Voller Hoffnung sehe ich meinen Freund an, doch bevor er antworten kann, schaltet Niall sich erneut dazwischen. "Ich bleibe fünf Tage, Harry weiß es noch nicht".
Überrascht sehe ich meinen Freund an, der mich allerdings wieder nur liebevoll anlächelt und mich damit zu Wachs werden lässt.
"Ich habe mir zwei Wochen freigeschaufelt. Und dann gucke ich, was für Aufträge reinkommen. Vielleicht kann ich drei Wochen draus machen."
Das wäre wundervoll.
Drei ganze Wochen mit Harry an einem Stück. - Mein Herz explodiert gleich.
Glückselig stibitze ich mir einen kurzen Kuss, ehe ich aus dem Fenster schaue und irritiert meine Stirn in Falten ziehe. "Wir sind hier falsch", stelle ich fest, will mich an den Fahrer wenden, doch Niall geht wieder dazwischen. "Nein, wir sind hier schon richtig."
Ich kenne die Gegend. Sehr gut sogar.
"Du glaubst doch nicht, dass ich bei euch schlafe, wenn ihr euch mehrere Wochen nicht gesehen habt. Sorry, Louis, aber ich habe keine Lust darauf euch nackt in der Wohnung zu sehen und meine Ohren wollen euch auch nicht die ganze Zeit hören, wie ihr es miteinander treibt wie die Karnickel."

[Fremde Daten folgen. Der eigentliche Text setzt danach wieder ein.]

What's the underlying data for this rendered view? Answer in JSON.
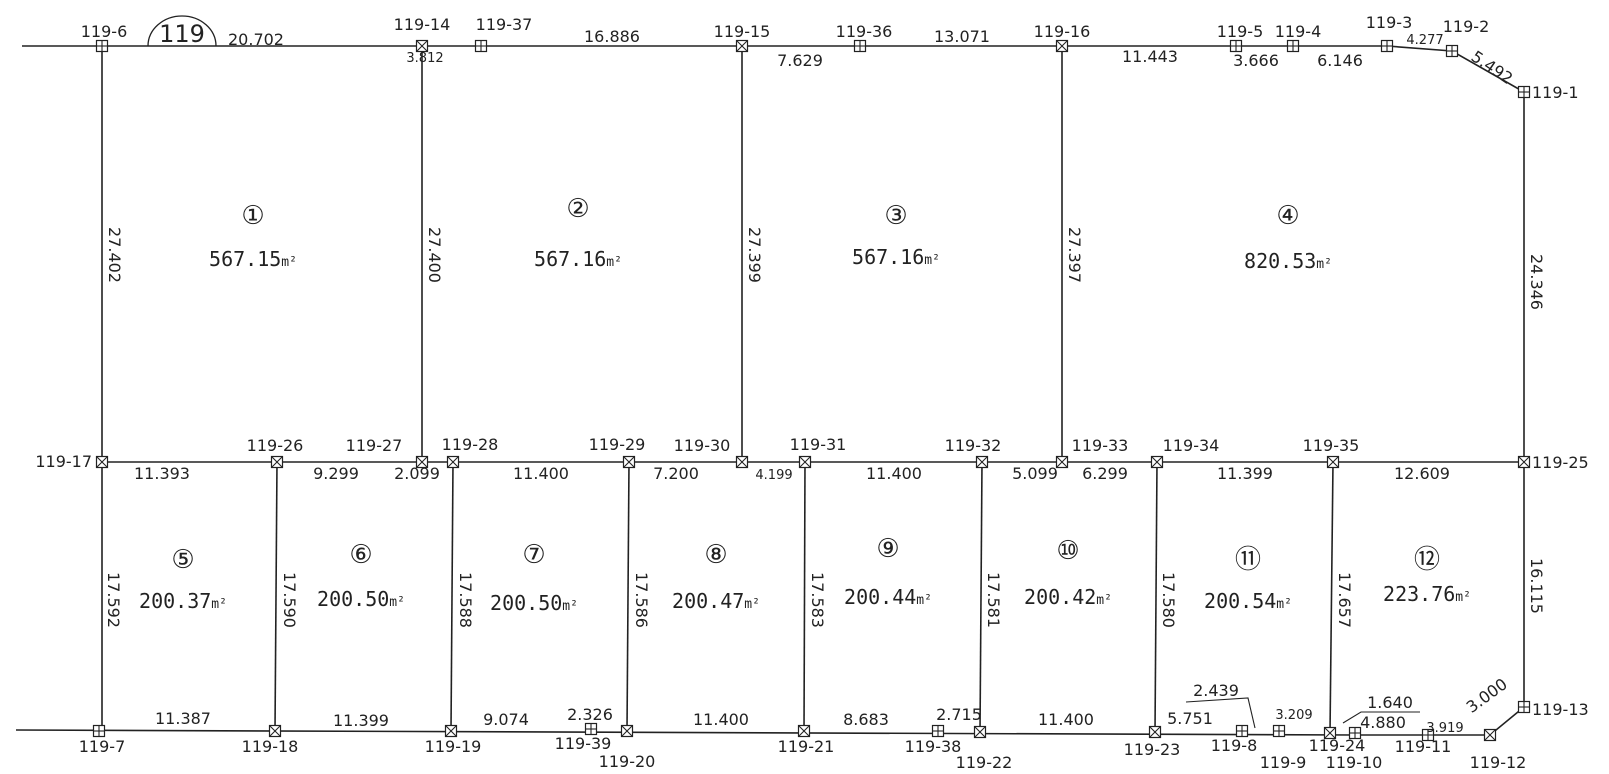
{
  "diagram": {
    "block_label": "119",
    "area_unit": "m²",
    "points": [
      {
        "id": "119-1",
        "type": "plus"
      },
      {
        "id": "119-2",
        "type": "plus"
      },
      {
        "id": "119-3",
        "type": "plus"
      },
      {
        "id": "119-4",
        "type": "plus"
      },
      {
        "id": "119-5",
        "type": "plus"
      },
      {
        "id": "119-6",
        "type": "plus"
      },
      {
        "id": "119-7",
        "type": "plus"
      },
      {
        "id": "119-8",
        "type": "plus"
      },
      {
        "id": "119-9",
        "type": "plus"
      },
      {
        "id": "119-10",
        "type": "plus"
      },
      {
        "id": "119-11",
        "type": "plus"
      },
      {
        "id": "119-12",
        "type": "cross"
      },
      {
        "id": "119-13",
        "type": "plus"
      },
      {
        "id": "119-14",
        "type": "cross"
      },
      {
        "id": "119-15",
        "type": "cross"
      },
      {
        "id": "119-16",
        "type": "cross"
      },
      {
        "id": "119-17",
        "type": "cross"
      },
      {
        "id": "119-18",
        "type": "cross"
      },
      {
        "id": "119-19",
        "type": "cross"
      },
      {
        "id": "119-20",
        "type": "cross"
      },
      {
        "id": "119-21",
        "type": "cross"
      },
      {
        "id": "119-22",
        "type": "cross"
      },
      {
        "id": "119-23",
        "type": "cross"
      },
      {
        "id": "119-24",
        "type": "cross"
      },
      {
        "id": "119-25",
        "type": "cross"
      },
      {
        "id": "119-26",
        "type": "cross"
      },
      {
        "id": "119-27",
        "type": "cross"
      },
      {
        "id": "119-28",
        "type": "cross"
      },
      {
        "id": "119-29",
        "type": "cross"
      },
      {
        "id": "119-30",
        "type": "cross"
      },
      {
        "id": "119-31",
        "type": "cross"
      },
      {
        "id": "119-32",
        "type": "cross"
      },
      {
        "id": "119-33",
        "type": "cross"
      },
      {
        "id": "119-34",
        "type": "cross"
      },
      {
        "id": "119-35",
        "type": "cross"
      },
      {
        "id": "119-36",
        "type": "plus"
      },
      {
        "id": "119-37",
        "type": "plus"
      },
      {
        "id": "119-38",
        "type": "plus"
      },
      {
        "id": "119-39",
        "type": "plus"
      }
    ],
    "lots": [
      {
        "num": "①",
        "area": "567.15"
      },
      {
        "num": "②",
        "area": "567.16"
      },
      {
        "num": "③",
        "area": "567.16"
      },
      {
        "num": "④",
        "area": "820.53"
      },
      {
        "num": "⑤",
        "area": "200.37"
      },
      {
        "num": "⑥",
        "area": "200.50"
      },
      {
        "num": "⑦",
        "area": "200.50"
      },
      {
        "num": "⑧",
        "area": "200.47"
      },
      {
        "num": "⑨",
        "area": "200.44"
      },
      {
        "num": "⑩",
        "area": "200.42"
      },
      {
        "num": "⑪",
        "area": "200.54"
      },
      {
        "num": "⑫",
        "area": "223.76"
      }
    ],
    "dimensions": {
      "top": [
        "20.702",
        "3.812",
        "16.886",
        "7.629",
        "13.071",
        "11.443",
        "3.666",
        "6.146",
        "4.277",
        "5.492"
      ],
      "middle": [
        "11.393",
        "9.299",
        "2.099",
        "11.400",
        "7.200",
        "4.199",
        "11.400",
        "5.099",
        "6.299",
        "11.399",
        "12.609"
      ],
      "bottom": [
        "11.387",
        "11.399",
        "9.074",
        "2.326",
        "11.400",
        "8.683",
        "2.715",
        "11.400",
        "5.751",
        "2.439",
        "3.209",
        "1.640",
        "4.880",
        "3.919",
        "3.000"
      ],
      "upper_verticals": [
        "27.402",
        "27.400",
        "27.399",
        "27.397",
        "24.346"
      ],
      "lower_verticals": [
        "17.592",
        "17.590",
        "17.588",
        "17.586",
        "17.583",
        "17.581",
        "17.580",
        "17.657",
        "16.115"
      ]
    }
  }
}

Schmunzelnd verdrehe ich die Augen und lache dann leise auf, als mir klar wird, wo Niall schlafen wird.
"Und du denkst bei Liam und Zayn ist das besser?".
Der Ire nickt. "Liam meinte, ich kann gerne bei ihnen schlafen. Sie haben ein Gästezimmer und ich sei gerne willkommen". Grinsend beiße ich mir auf meine Unterlippe. "Falls du es dir anders überlegen solltest, biete ich dir gerne meine Couch an. Sie ist wirklich sehr bequem".
Niall sieht mich irritiert an, aber ich sage mal lieber nichts dazu. Er wird schon früh genug merken, dass es bei Liam und Zayn vermutlich schlimmer sein wird, als bei Harry und mir.
Wir können uns zumindest zusammenreißen.